男人笑出聲,眼神像在看一個天真無知的幼童。
香檳色女人突然醒悟,怔怔搖頭:“不,你根本不在乎什麼法案對不對……”
男人耐心等她說完,可女人卻說不下去了。
無奈,高大男人只得接回話語主動權:“如果你們兩個今天死在這裡,定我有罪需要兩個前提,一,有我使用精神感知力的人證;二,有我必須要殺你們的動機。你知道,人證不會有的,至於
動機,只為一樁註定透過的法案,也太薄弱了……”
男人侃侃而談,像在聊天氣,聊菜色,聊親子教育:“但是如果你們自殺,只需要一個前提,動機,因為自殺現場就擺在這裡,而調查員會在你們留存系統的資料裡發現充分的動機。”

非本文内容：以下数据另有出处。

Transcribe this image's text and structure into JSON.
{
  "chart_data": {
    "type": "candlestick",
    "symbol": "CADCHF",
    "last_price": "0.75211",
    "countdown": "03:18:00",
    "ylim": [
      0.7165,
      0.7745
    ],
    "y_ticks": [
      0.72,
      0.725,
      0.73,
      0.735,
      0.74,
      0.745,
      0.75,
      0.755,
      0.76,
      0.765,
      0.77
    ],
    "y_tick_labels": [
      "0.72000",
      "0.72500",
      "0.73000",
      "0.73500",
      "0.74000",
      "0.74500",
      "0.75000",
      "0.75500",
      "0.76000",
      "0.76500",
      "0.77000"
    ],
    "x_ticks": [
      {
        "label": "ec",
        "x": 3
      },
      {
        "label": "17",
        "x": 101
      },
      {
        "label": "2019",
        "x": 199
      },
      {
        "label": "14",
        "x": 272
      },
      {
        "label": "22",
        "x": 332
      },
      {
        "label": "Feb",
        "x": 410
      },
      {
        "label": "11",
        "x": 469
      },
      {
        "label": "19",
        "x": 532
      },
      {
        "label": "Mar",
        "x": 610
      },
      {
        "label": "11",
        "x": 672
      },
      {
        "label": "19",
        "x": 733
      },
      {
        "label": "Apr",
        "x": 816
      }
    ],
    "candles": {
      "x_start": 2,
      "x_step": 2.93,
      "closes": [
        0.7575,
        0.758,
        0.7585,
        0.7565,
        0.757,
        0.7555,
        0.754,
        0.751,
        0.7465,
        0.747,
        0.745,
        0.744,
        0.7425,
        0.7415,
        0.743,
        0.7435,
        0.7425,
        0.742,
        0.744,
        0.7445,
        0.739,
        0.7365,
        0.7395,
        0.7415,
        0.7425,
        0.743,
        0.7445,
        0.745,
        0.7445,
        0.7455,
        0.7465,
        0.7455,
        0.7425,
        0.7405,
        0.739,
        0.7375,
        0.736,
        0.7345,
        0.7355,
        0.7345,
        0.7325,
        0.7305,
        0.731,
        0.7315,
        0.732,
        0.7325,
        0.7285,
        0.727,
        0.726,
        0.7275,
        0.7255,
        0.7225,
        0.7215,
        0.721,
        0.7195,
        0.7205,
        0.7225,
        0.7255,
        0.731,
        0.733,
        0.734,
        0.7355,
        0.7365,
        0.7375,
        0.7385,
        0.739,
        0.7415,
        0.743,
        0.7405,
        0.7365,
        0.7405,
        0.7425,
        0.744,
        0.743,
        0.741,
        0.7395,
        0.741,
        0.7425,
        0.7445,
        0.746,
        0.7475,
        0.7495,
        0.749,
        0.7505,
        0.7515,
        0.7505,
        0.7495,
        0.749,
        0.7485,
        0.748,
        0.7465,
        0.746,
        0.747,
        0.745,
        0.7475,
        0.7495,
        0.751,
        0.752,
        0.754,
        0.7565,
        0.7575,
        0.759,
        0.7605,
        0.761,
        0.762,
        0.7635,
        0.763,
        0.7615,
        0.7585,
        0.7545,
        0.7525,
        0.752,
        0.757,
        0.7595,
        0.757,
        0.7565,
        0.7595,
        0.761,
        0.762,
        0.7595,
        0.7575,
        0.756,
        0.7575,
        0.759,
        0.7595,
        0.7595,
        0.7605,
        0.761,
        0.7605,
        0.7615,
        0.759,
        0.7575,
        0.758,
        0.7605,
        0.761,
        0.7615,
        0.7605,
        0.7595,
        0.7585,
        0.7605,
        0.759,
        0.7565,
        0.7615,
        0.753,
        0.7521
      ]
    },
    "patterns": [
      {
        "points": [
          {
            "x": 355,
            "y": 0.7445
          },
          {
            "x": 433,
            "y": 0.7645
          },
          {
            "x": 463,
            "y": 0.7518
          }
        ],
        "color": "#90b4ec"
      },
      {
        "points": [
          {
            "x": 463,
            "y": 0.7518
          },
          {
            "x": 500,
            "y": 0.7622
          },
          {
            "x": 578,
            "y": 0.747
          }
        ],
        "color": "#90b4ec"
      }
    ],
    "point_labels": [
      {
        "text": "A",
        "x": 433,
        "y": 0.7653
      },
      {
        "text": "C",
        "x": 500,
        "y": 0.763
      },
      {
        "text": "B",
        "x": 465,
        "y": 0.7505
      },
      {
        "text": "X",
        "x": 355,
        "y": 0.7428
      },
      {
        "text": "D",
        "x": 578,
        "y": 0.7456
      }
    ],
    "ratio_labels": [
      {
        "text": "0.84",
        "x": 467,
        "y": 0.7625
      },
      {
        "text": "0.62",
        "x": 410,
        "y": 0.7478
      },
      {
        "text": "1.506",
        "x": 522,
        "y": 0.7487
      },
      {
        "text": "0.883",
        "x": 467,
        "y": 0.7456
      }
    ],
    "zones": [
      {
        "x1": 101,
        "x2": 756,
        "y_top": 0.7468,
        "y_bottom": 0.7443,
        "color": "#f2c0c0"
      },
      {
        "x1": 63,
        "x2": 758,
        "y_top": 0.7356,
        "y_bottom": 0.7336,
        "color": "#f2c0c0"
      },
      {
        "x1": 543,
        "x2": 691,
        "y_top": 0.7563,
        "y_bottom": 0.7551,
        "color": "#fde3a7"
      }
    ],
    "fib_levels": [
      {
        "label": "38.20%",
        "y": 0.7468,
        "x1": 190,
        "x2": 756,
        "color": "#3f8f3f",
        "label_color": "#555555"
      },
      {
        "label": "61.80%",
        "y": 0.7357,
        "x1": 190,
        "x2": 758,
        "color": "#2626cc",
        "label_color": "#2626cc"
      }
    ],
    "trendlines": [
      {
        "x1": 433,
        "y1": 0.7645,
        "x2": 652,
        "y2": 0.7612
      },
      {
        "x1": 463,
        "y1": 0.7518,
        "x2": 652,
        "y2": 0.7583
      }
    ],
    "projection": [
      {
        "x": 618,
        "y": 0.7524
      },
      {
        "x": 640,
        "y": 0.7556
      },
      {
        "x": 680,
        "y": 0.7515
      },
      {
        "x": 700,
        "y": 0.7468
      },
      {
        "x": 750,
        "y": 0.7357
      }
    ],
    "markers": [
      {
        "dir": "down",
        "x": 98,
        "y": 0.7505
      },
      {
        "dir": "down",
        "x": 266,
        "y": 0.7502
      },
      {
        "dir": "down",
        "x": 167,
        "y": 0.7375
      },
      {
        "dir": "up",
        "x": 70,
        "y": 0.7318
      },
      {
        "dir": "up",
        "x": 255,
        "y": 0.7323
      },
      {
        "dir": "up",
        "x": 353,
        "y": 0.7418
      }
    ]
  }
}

“為什麼……要做這些……”女人斷斷續續地問,似乎已經預見了不可抗的死亡降臨。
“因為他就是個瘋子——”精神防禦力更為薄弱的年長男人,神智終於遲緩復甦,他狠狠盯住高大男人,臉上的每一條皺紋都因恐懼激發憤怒而鼓脹,“我早就覺得你不正常,一個能看見完整黑暗圖景的人怎麼可能不自我毀滅,除非你已經把靈魂獻給了魔鬼!是不是覺得玩弄我們很有趣,是不是真以為自己能製造一場完美犯罪?!”
“犯罪?”男人極輕地眯了一下眼,“你的理解也就限於這種低階趣味了。”
雨聲越來越清晰,也越來越密集,餐廳的光線變成烏雲般的陰沉厚重,無法擺脫的潮氣像水草纏上羅漾的身體,裹挾著他的呼吸。
香檳色的女人失了聲,年長的男人開始全身痙攣。
小方遙不知所措站在那裡,眼中充滿恐懼。他看著年長的叔叔拿起餐刀,劃爛了自己的臉,那張幾秒前還和藹親切的面容,轉瞬變得支離破碎,血肉模糊;他看著熟悉的阿姨用雙手反向扼住自己脖頸,呼吸的阻斷讓她的臉緩緩漲成青紫色。
小孩兒嚇傻了,哇一聲哭出來,撲向父親:“爸爸——”
高大男人接住自己兒子,卻又抱起那小小的身體安頓回座位:“忘了爸爸的話嗎,這都是你需要學習的。”
“學、學習?可是……可是叔叔……阿姨……”小孩兒已經語無倫次。
男人看著那雙與自己顏色並不完全相似,卻又帶著鮮明基因印記的眼睛,第一次不帶任何寵溺,如同成人對成人般,喊了兒子的名字:“方遙。”
小孩兒一瞬忘了哭,抬起溼漉漉的睫毛。
“坐好,”男人說,“看著他們。”
小方遙當然抗拒,瘋狂搖頭,帶著哭腔懇求:“爸爸,我害怕……”
男人沒說什麼,只靜靜望著自己的孩子。